Yakın tarihimize baktığımızda Cumhuriyetin ilanına dek, tabiri caiz ise savaşmaktan sanayileşmeye fırsat bulamamış bir toplum söz konusu. Avrupa ülkelerinde; savaşılan süre ortalama yedi yıl iken bu savaş durumu, Osmanlı imparatorluğunda elli yedi yıl gibi uzun bir süreci kapsamakta. Hali ile uzun yıllar savaşmak zorunda kalan Osmanlı imparatorluğunda sanayileşmenin, ancak ‘’savunma sanayisi’’ üzerinde yoğunlaşmış olduğunu söylemek mümkün. Üzerine bir de, diplomatik bir takım stratejilerin sonucu olarak, gümrük vergileri %12’lerden %3’lere çekilince, ne yazık ki Cumhuriyetin ilanına dek yerli üretime, gereken önem verilememiştir. Ancak, sayıları kısıtlı da olsa, Cumhuriyetin ilanından sonra Mustafa Kemal Atatürk önderliğinde, ülke ekonomisinin kalkınması için fabrikalar kurulmuş, yerli üretim teşvik edilmiş ve desteklenmeye başlanmıştır. O dönem kurulan ilk fabrika ise, 1 Ekim 1925’de Bursa’da açılan İPEKİŞ fabrikası olmuştur. Akabinde ise tüm dünyada ‘’ Türkiye’de şeker üretilemez’’ denilen ülkemizde, yoğun bir şekilde şeker üretimine başlanmış ve arka arkaya şeker fabrikaları kurulmuştur.

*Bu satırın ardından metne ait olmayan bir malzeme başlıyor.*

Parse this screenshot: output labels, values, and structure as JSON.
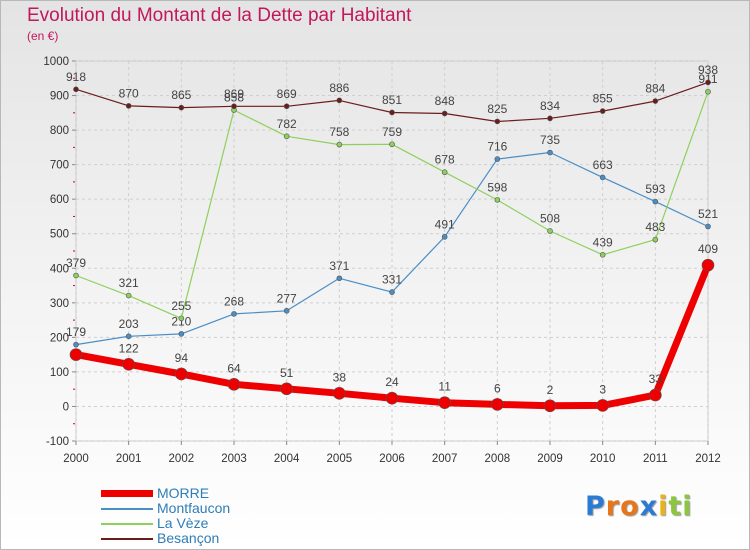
{
  "title": "Evolution du Montant de la Dette par Habitant",
  "unit": "(en €)",
  "logo": {
    "letters": [
      "P",
      "r",
      "o",
      "x",
      "i",
      "t",
      "i"
    ],
    "colors": [
      "#2b7bd4",
      "#e8751a",
      "#e8751a",
      "#2b7bd4",
      "#e8b218",
      "#8cc63f",
      "#8cc63f"
    ]
  },
  "chart_data": {
    "type": "line",
    "title": "Evolution du Montant de la Dette par Habitant",
    "ylabel": "(en €)",
    "x": [
      "2000",
      "2001",
      "2002",
      "2003",
      "2004",
      "2005",
      "2006",
      "2007",
      "2008",
      "2009",
      "2010",
      "2011",
      "2012"
    ],
    "ylim": [
      -100,
      1000
    ],
    "yticks": [
      "-100",
      "0",
      "100",
      "200",
      "300",
      "400",
      "500",
      "600",
      "700",
      "800",
      "900",
      "1000"
    ],
    "grid": "horizontal and vertical, dashed",
    "legend_position": "bottom-left",
    "series": [
      {
        "name": "Montfaucon",
        "color": "#4a8ec6",
        "width": 1.2,
        "marker": 5,
        "values": [
          179,
          203,
          210,
          268,
          277,
          371,
          331,
          491,
          716,
          735,
          663,
          593,
          521
        ],
        "labels": [
          "179",
          "203",
          "210",
          "268",
          "277",
          "371",
          "331",
          "491",
          "716",
          "735",
          "663",
          "593",
          "521"
        ]
      },
      {
        "name": "La Vèze",
        "color": "#8ed05c",
        "width": 1.2,
        "marker": 5,
        "values": [
          379,
          321,
          255,
          858,
          782,
          758,
          759,
          678,
          598,
          508,
          439,
          483,
          911
        ],
        "labels": [
          "379",
          "321",
          "255",
          "858",
          "782",
          "758",
          "759",
          "678",
          "598",
          "508",
          "439",
          "483",
          "911"
        ]
      },
      {
        "name": "Besançon",
        "color": "#6b1d1d",
        "width": 1.2,
        "marker": 5,
        "values": [
          918,
          870,
          865,
          869,
          869,
          886,
          851,
          848,
          825,
          834,
          855,
          884,
          938
        ],
        "labels": [
          "918",
          "870",
          "865",
          "869",
          "869",
          "886",
          "851",
          "848",
          "825",
          "834",
          "855",
          "884",
          "938"
        ]
      },
      {
        "name": "MORRE",
        "color": "#ee0000",
        "width": 7,
        "marker": 12,
        "values": [
          150,
          122,
          94,
          64,
          51,
          38,
          24,
          11,
          6,
          2,
          3,
          33,
          409
        ],
        "labels": [
          "",
          "122",
          "94",
          "64",
          "51",
          "38",
          "24",
          "11",
          "6",
          "2",
          "3",
          "33",
          "409"
        ]
      }
    ],
    "legend": [
      {
        "name": "MORRE",
        "color": "#ee0000",
        "thick": true
      },
      {
        "name": "Montfaucon",
        "color": "#4a8ec6",
        "thick": false
      },
      {
        "name": "La Vèze",
        "color": "#8ed05c",
        "thick": false
      },
      {
        "name": "Besançon",
        "color": "#6b1d1d",
        "thick": false
      }
    ]
  }
}
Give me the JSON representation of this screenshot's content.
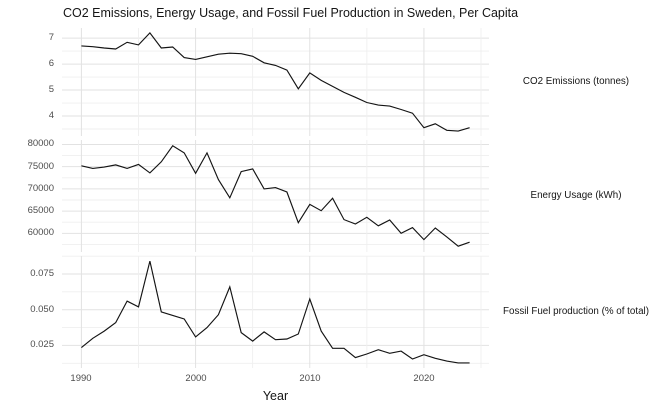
{
  "title": "CO2 Emissions, Energy Usage, and Fossil Fuel Production in Sweden, Per Capita",
  "x_axis": {
    "label": "Year",
    "ticks": [
      1990,
      2000,
      2010,
      2020
    ],
    "minor_ticks": [
      1995,
      2005,
      2015,
      2025
    ],
    "domain": [
      1988.3,
      2025.7
    ]
  },
  "colors": {
    "background": "#ffffff",
    "line": "#141414",
    "grid_major": "#e2e2e2",
    "grid_minor": "#efefef",
    "axis_text": "#4d4d4d",
    "title_text": "#151515"
  },
  "chart_data": [
    {
      "type": "line",
      "strip_label": "CO2 Emissions (tonnes)",
      "x": [
        1990,
        1991,
        1992,
        1993,
        1994,
        1995,
        1996,
        1997,
        1998,
        1999,
        2000,
        2001,
        2002,
        2003,
        2004,
        2005,
        2006,
        2007,
        2008,
        2009,
        2010,
        2011,
        2012,
        2013,
        2014,
        2015,
        2016,
        2017,
        2018,
        2019,
        2020,
        2021,
        2022,
        2023,
        2024
      ],
      "values": [
        6.7,
        6.67,
        6.62,
        6.58,
        6.84,
        6.74,
        7.2,
        6.62,
        6.66,
        6.25,
        6.18,
        6.28,
        6.38,
        6.42,
        6.4,
        6.3,
        6.05,
        5.95,
        5.77,
        5.05,
        5.66,
        5.37,
        5.14,
        4.91,
        4.72,
        4.52,
        4.42,
        4.38,
        4.25,
        4.11,
        3.55,
        3.7,
        3.45,
        3.42,
        3.55
      ],
      "y_ticks": [
        4,
        5,
        6,
        7
      ],
      "y_tick_labels": [
        "4",
        "5",
        "6",
        "7"
      ],
      "y_minor": [
        3.5,
        4.5,
        5.5,
        6.5
      ],
      "ylim": [
        3.23,
        7.39
      ]
    },
    {
      "type": "line",
      "strip_label": "Energy Usage (kWh)",
      "x": [
        1990,
        1991,
        1992,
        1993,
        1994,
        1995,
        1996,
        1997,
        1998,
        1999,
        2000,
        2001,
        2002,
        2003,
        2004,
        2005,
        2006,
        2007,
        2008,
        2009,
        2010,
        2011,
        2012,
        2013,
        2014,
        2015,
        2016,
        2017,
        2018,
        2019,
        2020,
        2021,
        2022,
        2023,
        2024
      ],
      "values": [
        75200,
        74600,
        74900,
        75400,
        74600,
        75500,
        73600,
        76100,
        79700,
        78100,
        73500,
        78100,
        72100,
        68000,
        73900,
        74500,
        70000,
        70300,
        69300,
        62400,
        66500,
        65100,
        67900,
        63100,
        62100,
        63600,
        61700,
        63000,
        60000,
        61300,
        58600,
        61200,
        59200,
        57100,
        58000
      ],
      "y_ticks": [
        60000,
        65000,
        70000,
        75000,
        80000
      ],
      "y_tick_labels": [
        "60000",
        "65000",
        "70000",
        "75000",
        "80000"
      ],
      "y_minor": [
        57500,
        62500,
        67500,
        72500,
        77500
      ],
      "ylim": [
        55800,
        81000
      ]
    },
    {
      "type": "line",
      "strip_label": "Fossil Fuel production (% of total)",
      "x": [
        1990,
        1991,
        1992,
        1993,
        1994,
        1995,
        1996,
        1997,
        1998,
        1999,
        2000,
        2001,
        2002,
        2003,
        2004,
        2005,
        2006,
        2007,
        2008,
        2009,
        2010,
        2011,
        2012,
        2013,
        2014,
        2015,
        2016,
        2017,
        2018,
        2019,
        2020,
        2021,
        2022,
        2023,
        2024
      ],
      "values": [
        0.0235,
        0.03,
        0.035,
        0.041,
        0.056,
        0.052,
        0.084,
        0.0485,
        0.046,
        0.0435,
        0.031,
        0.0375,
        0.0465,
        0.066,
        0.034,
        0.028,
        0.0345,
        0.029,
        0.0295,
        0.033,
        0.0575,
        0.035,
        0.023,
        0.023,
        0.0165,
        0.019,
        0.022,
        0.0195,
        0.021,
        0.0155,
        0.0185,
        0.016,
        0.014,
        0.0128,
        0.0128
      ],
      "y_ticks": [
        0.025,
        0.05,
        0.075
      ],
      "y_tick_labels": [
        "0.025",
        "0.050",
        "0.075"
      ],
      "y_minor": [
        0.0125,
        0.0375,
        0.0625,
        0.0875
      ],
      "ylim": [
        0.0092,
        0.0876
      ]
    }
  ]
}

1923-1938 yılları; fabrika girişimleri açısından epey verimli bir dönemi kapsamakla birlikte, günümüzde dahi, varlığını devam ettirmeyi başaran pek çok fabrikanın kuruluşuna tanıklık etmiştir. Kırıkkale Elektrik Santrali ve Çelik Fabrikası, İstanbul Otomobil (FORD) Montaj Fabrikası, Isparta Gülyağı Fabrikası, Paşabahçe Şişe ve Cam Fabrikası ve Bursa Merinos Fabrikası bu fabrikalardan bir kaçı olarak örnek gösterilebilir. 80 yıl evvel, bütün Avrupa’ya şeker üretebileceğini kanıtlama çabasındaki ülkemiz, bugüne gelene dek ‘’markalaşma’’ anlamında önemli ölçüde emek harcamış ve oldukça uzun bir mesafe katetmiştir. Buradan hareketle güçlü markaların, ‘’üretme gücünü kanıtlama’’ çabasından doğduğunu ve teknolojinin geliştirilmesi, araştırma ve geliştirme çalışmaları, sermaye arttırımı, finansal planlama, bilimsel ve sosyal çalışmalar, zaman yönetimi ve en önemlisi büyük bir azim ve isteğin harmanlanması ile büyüyüp, güçlendiğini rahatlıkla söyleyebilmekteyiz. Bir dönem, Fransa’dan patates, Almanya’dan otobüs ithal ederken, bu gün ürünlerini; dünyanın dört bir tarafına ulaştırabilen şirketlere sahip olmak, işte bu harmanın başarılı bir sonucudur. Fakat gelinen nokta, asla yeterli değildir, olmayacaktır!

Bugün bir Türk olarak, Fransa’nın ünlü bir meydanında, herhangi bir kafeye oturup, Türk kahvesi içebiliyor ve bu hazzı iliklerimize kadar yaşayabiliyorsak ya da dünyanın herhangi bir ülkesinde kendi markalarımızın satışını görebiliyorsak; bunun devamlılığını sağlamak için emek harcayıp, çaba göstermeye de devam etmeliyiz. Biz, 1923’den beri bir dünya markasıyız… Bu nedenle unutmamalıyız ki bize, dünya markaları arasına ismini yazdırmış şirketler yakışacaktır.